事故・故事

Xu Wei (1521-1593), the talented Ming Dynasty Artist, was a pioneer of the freehand painting style. His bold and expressive paintings were unique for his time, and would go on to inspire later artists such as Qi Baishi and Zheng Banqiao. However, between his nine suicide attempts and the homicide of his own wife, Xu was quite the controversial figure. According to late Ming legend, he was said to experience "madness." Some modern scholars have speculated that he lived with mental illness.

 

The exhibition uses the format of modern news reports to retell the story of Xu, demonstrating how the stigma of mental illness is deeply embedded within society, both past and present. Five news articles rewrite Xu Wei’s life, using a narrow framework but diverse perspectives. How can we recover the stories of those who are considered mentally ill?
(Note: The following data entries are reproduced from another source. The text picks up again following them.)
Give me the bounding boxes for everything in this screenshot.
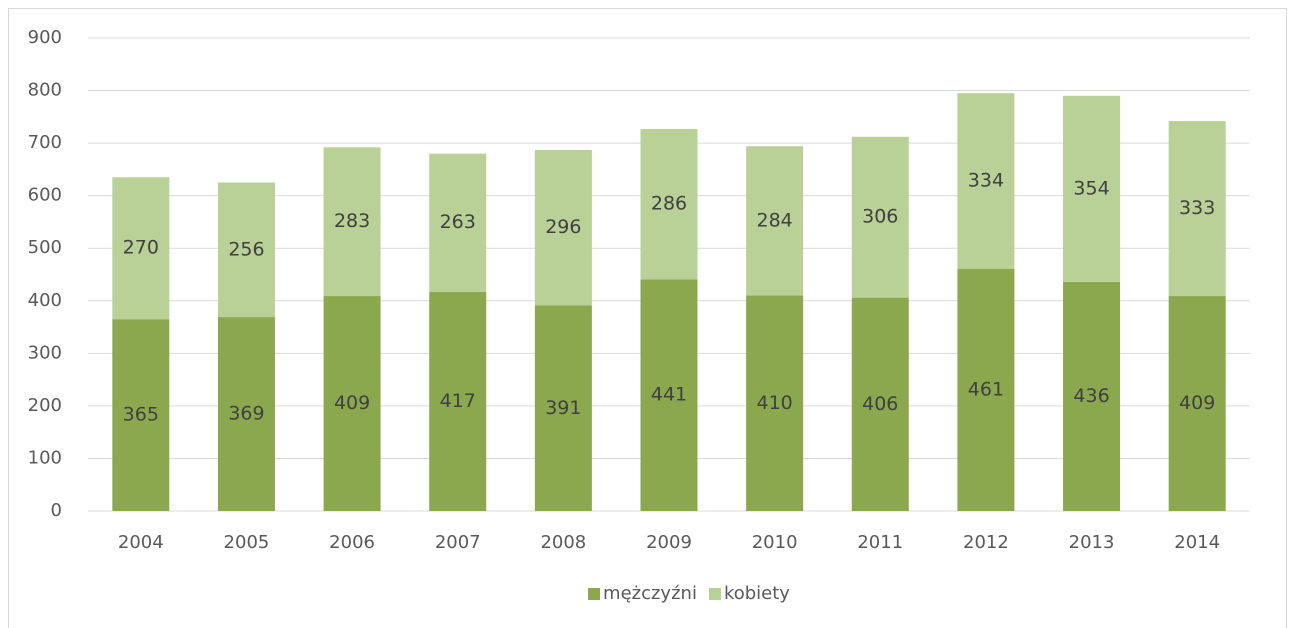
legend-swatch: [588, 588, 601, 600]
bar-segment: [217, 182, 275, 318]
bar-segment: [1063, 281, 1121, 511]
y-tick-label: 500: [28, 237, 62, 258]
bar-segment: [534, 305, 592, 511]
y-tick-label: 200: [28, 395, 62, 416]
bar-segment: [217, 317, 275, 511]
bar-segment: [957, 268, 1015, 511]
legend-swatch: [708, 588, 721, 600]
bar-segment: [957, 93, 1015, 269]
y-tick-label: 600: [28, 185, 62, 206]
x-tick-label: 2009: [646, 532, 692, 553]
data-label: 369: [228, 403, 264, 425]
bar-segment: [112, 319, 170, 511]
bar-segment: [429, 153, 487, 292]
x-tick-label: 2008: [540, 532, 586, 553]
data-label: 333: [1179, 197, 1215, 219]
bar-segment: [534, 149, 592, 306]
data-label: 354: [1073, 177, 1109, 199]
data-label: 270: [123, 237, 159, 259]
x-tick-label: 2013: [1069, 532, 1115, 553]
x-tick-label: 2011: [857, 532, 903, 553]
x-tick-label: 2005: [224, 532, 270, 553]
bar-segment: [112, 177, 170, 320]
data-label: 441: [651, 384, 687, 406]
legend-label: mężczyźni: [603, 583, 697, 604]
data-label: 409: [334, 392, 370, 414]
y-tick-label: 900: [28, 27, 62, 48]
x-tick-label: 2007: [435, 532, 481, 553]
x-tick-label: 2010: [752, 532, 798, 553]
bar-segment: [746, 295, 804, 511]
bar-segment: [851, 136, 909, 298]
bar-segment: [1168, 121, 1226, 297]
bar-segment: [851, 297, 909, 511]
bar-segment: [429, 291, 487, 511]
data-label: 256: [228, 238, 264, 260]
data-label: 283: [334, 210, 370, 232]
y-tick-label: 800: [28, 80, 62, 101]
legend-label: kobiety: [724, 583, 790, 604]
data-label: 334: [968, 169, 1004, 191]
bar-segment: [746, 146, 804, 296]
x-tick-label: 2012: [963, 532, 1009, 553]
data-label: 391: [545, 397, 581, 419]
bar-segment: [323, 147, 381, 297]
data-label: 436: [1073, 385, 1109, 407]
y-tick-label: 400: [28, 290, 62, 311]
x-tick-label: 2006: [329, 532, 375, 553]
data-label: 263: [440, 211, 476, 233]
bar-segment: [323, 296, 381, 511]
data-label: 296: [545, 216, 581, 238]
data-label: 284: [757, 209, 793, 231]
bar-segment: [640, 128, 698, 280]
bar-segment: [640, 279, 698, 511]
bar-segment: [1168, 296, 1226, 511]
data-label: 461: [968, 378, 1004, 400]
data-label: 306: [862, 206, 898, 228]
y-tick-label: 0: [51, 500, 62, 521]
data-label: 410: [757, 392, 793, 414]
bar-segment: [1063, 95, 1121, 282]
y-tick-label: 700: [28, 132, 62, 153]
x-tick-label: 2004: [118, 532, 164, 553]
data-label: 409: [1179, 392, 1215, 414]
x-tick-label: 2014: [1174, 532, 1220, 553]
data-label: 406: [862, 393, 898, 415]
data-label: 365: [123, 404, 159, 426]
data-label: 417: [440, 390, 476, 412]
data-label: 286: [651, 193, 687, 215]
y-tick-label: 100: [28, 447, 62, 468]
y-tick-label: 300: [28, 342, 62, 363]
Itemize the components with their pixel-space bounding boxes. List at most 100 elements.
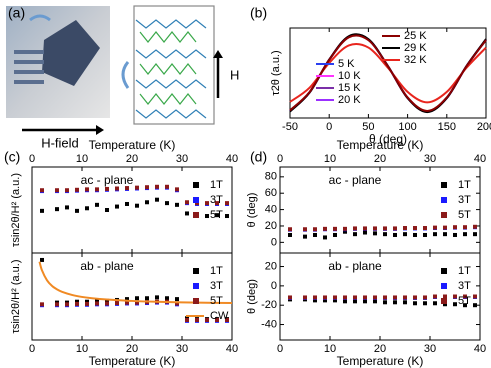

Beyond just a psychological point of view, what other perspectives can we use to view human "madness”? At different stages of life’s predicaments, can we try to recognize, understand, and start a dialog?

 

In the early stages of the collaboration, the National Palace Museum (NPM) shared the story of Xu Wei's life with participants at the Easy Clubhouse and exchanged stories. The exhibition will present this record of dialog through time and space, so that we can experience 500 years of Xu Wei. What sparks will the exhibition inspire?